Apoiada em fatos e depoimentos, a obra desafia a propaganda oficial que há décadas omite ou distorce a biografia de Putin, segundo ressaltaram os autores na apresentação. 

Em entrevista ao ICIJ, Badanin declarou:

“É o comportamento de Putin longe das câmeras que fala muito mais sobre sua verdadeira visão de mundo do que seus discursos.

A vida privada de Putin é muitas vezes mais importante do que sua vida pública”.

Putin, a máfia e o strip club Luna

A narrativa é dividida em três partes — “Antes de Putin”, “Depois de Putin” e “Sem Putin”.

Um dos trechos mais simbólicos descreve o clube de striptease Luna, em São Petersburgo, frequentado pelo presidente da Rússia nos anos 1990, onde ele realizava reuniões com empresários e mafiosos.

Segundo os autores, o local era protegido por Roman Tsepov, guarda-costas pessoal de Putin e integrante do crime organizado. Uma foto autografada por ele,  datada de 1999, ainda está pendurada na parede do clube, diz o livro. 

A relação de Putin com o submundo russo viria de longe. Nos anos 1970, ele teria sido influenciado por seu treinador de judô, Leonid Usvyatsov, um criminoso violento que, segundo os autores, pode ter usado suas conexões para ajudar o então jovem Vladimir a entrar na Faculdade de Direito da Universidade de Leningrado.

A influência de Usvyatsov teria sido decisiva para moldar a mentalidade de risco e força bruta de Putin, indica a obra. 

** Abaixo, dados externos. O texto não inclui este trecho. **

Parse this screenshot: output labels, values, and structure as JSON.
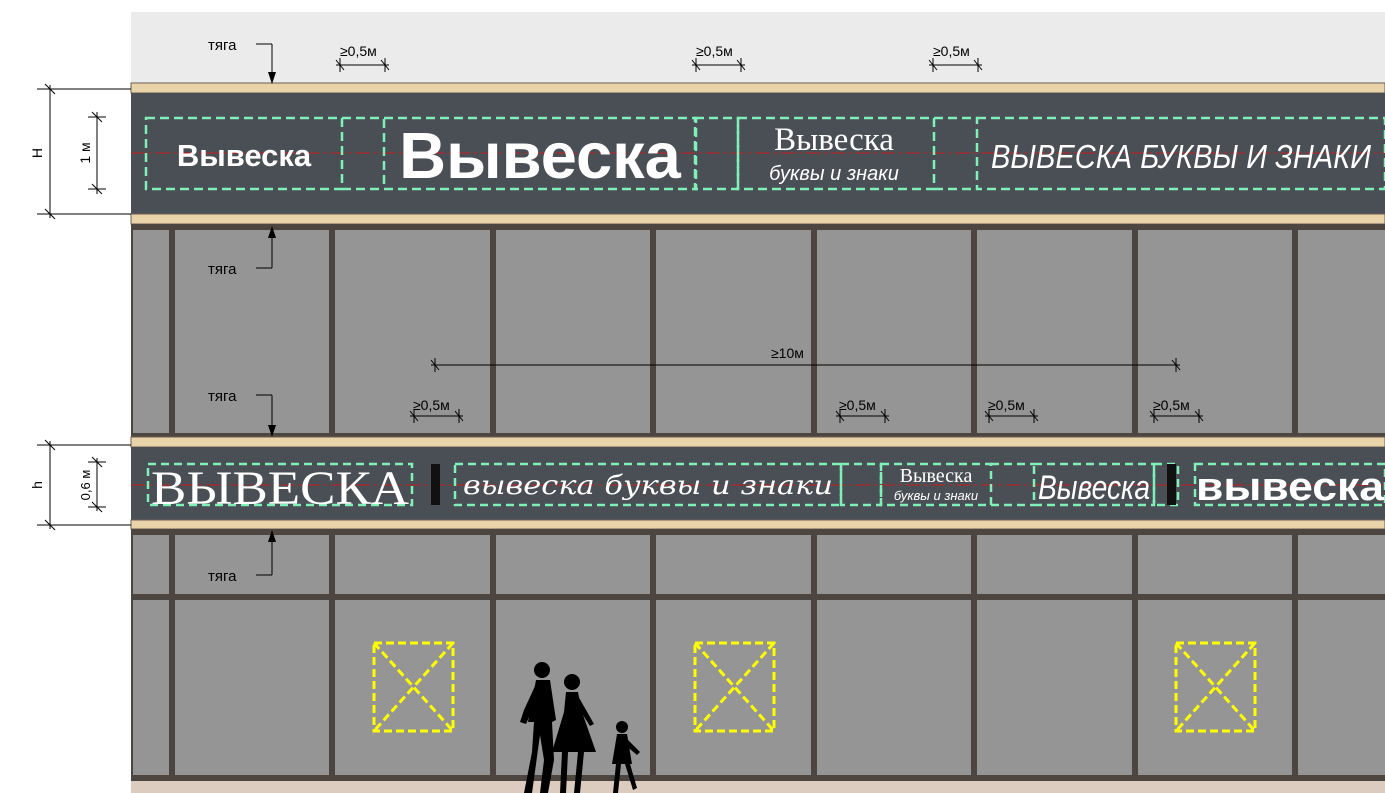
{
  "dimensions": {
    "big_sign_zone_label": "H",
    "big_letter_height": "1 м",
    "small_sign_zone_label": "h",
    "small_letter_height": "0,6 м",
    "min_gap": "≥0,5м",
    "min_distance": "≥10м"
  },
  "labels": {
    "rod": "тяга"
  },
  "upper_band": {
    "sign_1": "Вывеска",
    "sign_2": "Вывеска",
    "sign_3_title": "Вывеска",
    "sign_3_subtitle": "буквы и знаки",
    "sign_4": "ВЫВЕСКА БУКВЫ И ЗНАКИ"
  },
  "lower_band": {
    "sign_1": "ВЫВЕСКА",
    "sign_2": "вывеска буквы и знаки",
    "sign_3_title": "Вывеска",
    "sign_3_subtitle": "буквы и знаки",
    "sign_4": "Вывеска",
    "sign_5": "вывеска"
  },
  "colors": {
    "background": "#ebebeb",
    "sign_band": "#4a4f55",
    "wall": "#959595",
    "cornice": "#e9d3a8",
    "frame": "#4d4640",
    "sign_zone_border": "#7ef0b8",
    "axis_line": "#c81e1e",
    "emergency_marker": "#ffff00"
  }
}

Putin: ideologia ou hipocrisia?

Em Tsar In Propria Persona, Badanin e Rubin fazem um duro retrato do líder que para seus apoiadores é um corajoso que tenta fundar uma nova ordem mundial justa, quebrando a hegemonia do Ocidente. 

“[…] Investigamos os aspectos desconhecidos de seu passado e presente, e chegamos a uma descoberta assustadora: Putin mudou o mundo não movido por ideias, mas pela própria hipocrisia.

Por 25 anos, ele mentiu compulsivamente sobre tudo — sobre seus amigos, pais, esposas, filhos. Mentiu sobre si mesmo, sobre seu passado e seu presente. No fundo, Putin é oco. Ainda que seja um oco astuto.”

Casamento em colapso e traições no pied-à-terre do Estado

Outro foco do livro é a vida conjugal de Putin. A obra expõe o desgaste e as traições que levaram ao fim de sua união com Lyudmila Putina, com quem se casou em 1983.

A obra cita trechos do livro de memórias de uma amiga alemã de Lyudmila, Irena Pietsch. Ela contou que a ex-mulher do presidente sofreu uma “dor inimaginável” devido à “traição constante” do marido.

Pietsch descreve Putin como alguém fascinado por luxo, uísque caro e por possibilidades de “renda extra” após ingressar na administração presidencial.

Fontes entrevistadas afirmam que Putin mantinha casos extraconjugais em um apartamento estatal, o que não o impediu, paradoxalmente, de orquestrar um escândalo sexual contra o procurador Yuri Skuratov, que investigava corrupção na família do então presidente russo Boris Yeltsin.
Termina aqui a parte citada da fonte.